In the meantime, some Americans are voting with their pocketbooks and digging up their backyards just like the good old days of the Cold War. "They're treating me less like a crazy woman than they did before," Dr. Jane Orient of Tucson, Ariz., who promotes home shelters as head of Doctors for Disaster Preparedness, told NewsMax.com.
 
Fallout shelters are a good defense from radiation but are woefully inadequate in the U.S. and should become a government priority, she said.
 
Dr.

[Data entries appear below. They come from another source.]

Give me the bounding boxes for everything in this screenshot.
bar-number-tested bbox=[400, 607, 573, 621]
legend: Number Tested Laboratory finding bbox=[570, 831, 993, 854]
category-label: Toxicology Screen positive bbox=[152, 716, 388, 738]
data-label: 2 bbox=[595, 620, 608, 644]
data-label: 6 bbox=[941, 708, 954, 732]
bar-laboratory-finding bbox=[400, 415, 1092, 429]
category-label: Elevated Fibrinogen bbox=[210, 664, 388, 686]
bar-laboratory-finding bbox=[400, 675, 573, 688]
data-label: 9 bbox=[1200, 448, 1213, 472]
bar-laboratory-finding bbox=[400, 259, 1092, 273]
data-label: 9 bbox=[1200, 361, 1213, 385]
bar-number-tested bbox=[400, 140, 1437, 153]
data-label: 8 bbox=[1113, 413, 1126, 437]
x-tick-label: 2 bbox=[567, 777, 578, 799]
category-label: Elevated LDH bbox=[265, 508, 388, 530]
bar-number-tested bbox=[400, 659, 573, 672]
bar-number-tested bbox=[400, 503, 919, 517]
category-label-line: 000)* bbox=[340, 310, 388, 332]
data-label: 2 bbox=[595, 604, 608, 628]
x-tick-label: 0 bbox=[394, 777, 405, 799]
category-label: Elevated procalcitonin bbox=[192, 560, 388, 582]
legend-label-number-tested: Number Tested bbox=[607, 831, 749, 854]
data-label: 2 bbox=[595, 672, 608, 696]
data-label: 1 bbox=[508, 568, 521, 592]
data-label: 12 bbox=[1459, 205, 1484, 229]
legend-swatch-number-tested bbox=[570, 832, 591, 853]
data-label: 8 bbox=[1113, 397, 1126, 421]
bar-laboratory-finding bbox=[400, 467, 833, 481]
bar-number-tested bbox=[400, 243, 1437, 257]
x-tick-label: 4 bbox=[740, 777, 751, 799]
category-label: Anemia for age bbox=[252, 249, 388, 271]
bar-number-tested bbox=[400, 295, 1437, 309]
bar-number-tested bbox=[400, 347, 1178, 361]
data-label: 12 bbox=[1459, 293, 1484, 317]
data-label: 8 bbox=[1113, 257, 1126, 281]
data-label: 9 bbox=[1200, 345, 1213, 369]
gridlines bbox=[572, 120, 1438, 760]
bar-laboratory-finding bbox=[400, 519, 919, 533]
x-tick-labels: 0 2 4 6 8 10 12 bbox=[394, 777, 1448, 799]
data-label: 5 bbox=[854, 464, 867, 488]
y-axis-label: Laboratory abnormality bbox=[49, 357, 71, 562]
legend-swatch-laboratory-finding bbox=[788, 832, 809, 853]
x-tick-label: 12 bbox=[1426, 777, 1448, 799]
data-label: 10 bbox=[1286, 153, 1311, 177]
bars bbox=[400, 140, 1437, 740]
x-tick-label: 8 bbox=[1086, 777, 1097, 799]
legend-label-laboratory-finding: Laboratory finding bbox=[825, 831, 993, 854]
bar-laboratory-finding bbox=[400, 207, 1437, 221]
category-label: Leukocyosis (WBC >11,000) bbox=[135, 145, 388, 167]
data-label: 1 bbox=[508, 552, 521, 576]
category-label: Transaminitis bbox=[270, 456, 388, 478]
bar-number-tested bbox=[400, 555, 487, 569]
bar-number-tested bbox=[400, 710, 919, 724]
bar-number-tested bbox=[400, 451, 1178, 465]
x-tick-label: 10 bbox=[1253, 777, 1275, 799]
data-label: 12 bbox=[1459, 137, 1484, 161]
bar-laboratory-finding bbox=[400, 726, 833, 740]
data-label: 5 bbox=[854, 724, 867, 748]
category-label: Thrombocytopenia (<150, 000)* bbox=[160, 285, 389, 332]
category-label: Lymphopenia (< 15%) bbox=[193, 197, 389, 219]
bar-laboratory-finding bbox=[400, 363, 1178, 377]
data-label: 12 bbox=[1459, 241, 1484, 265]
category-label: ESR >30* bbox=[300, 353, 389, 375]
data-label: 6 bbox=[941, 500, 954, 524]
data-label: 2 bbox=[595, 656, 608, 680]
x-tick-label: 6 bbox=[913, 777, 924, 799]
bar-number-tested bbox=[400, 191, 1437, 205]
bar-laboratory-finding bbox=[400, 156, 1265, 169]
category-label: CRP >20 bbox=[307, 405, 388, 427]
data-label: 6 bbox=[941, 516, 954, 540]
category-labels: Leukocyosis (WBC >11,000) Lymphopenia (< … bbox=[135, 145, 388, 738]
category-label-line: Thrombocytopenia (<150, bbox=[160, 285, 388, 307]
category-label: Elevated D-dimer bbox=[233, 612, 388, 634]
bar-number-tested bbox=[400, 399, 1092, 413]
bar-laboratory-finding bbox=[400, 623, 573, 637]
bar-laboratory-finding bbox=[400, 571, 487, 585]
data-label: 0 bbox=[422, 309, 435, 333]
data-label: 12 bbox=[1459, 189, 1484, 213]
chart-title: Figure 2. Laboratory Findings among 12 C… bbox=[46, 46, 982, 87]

Orient's favored example: "If that soot raining down in Brooklyn [from the World Trade Center] had been radioactive, there would be many thousands, maybe millions of people dying slow, agonizing deaths from radiation sickness that could have been prevented had people had access to shelter."
 
If she had it her way, the U.S. would be more like the Russians, Chinese or Swiss. The Moscow subways double as shelters, equipped with blast doors. Much of the population of Beijing could be evacuated underground in about 10 minutes. And Switzerland has shelter for 110 percent of its population in private homes and public buildings.
 
In starkest contrast, companies such as Boeing that have contracts with the government are proscribed from preparing shelter space for emergency occupancy.
 
It all comes full circle and back to the dollars and cents. There are plans for basement shelters that cost as little as several thousand dollars. However, for really effective protection against biological, nuclear and chemical threats, prices jump to $40,000 and higher. The deluxe shelters are equipped with air filtration systems and hand-pump toilets, allowing people to hold out from 30 days to several months.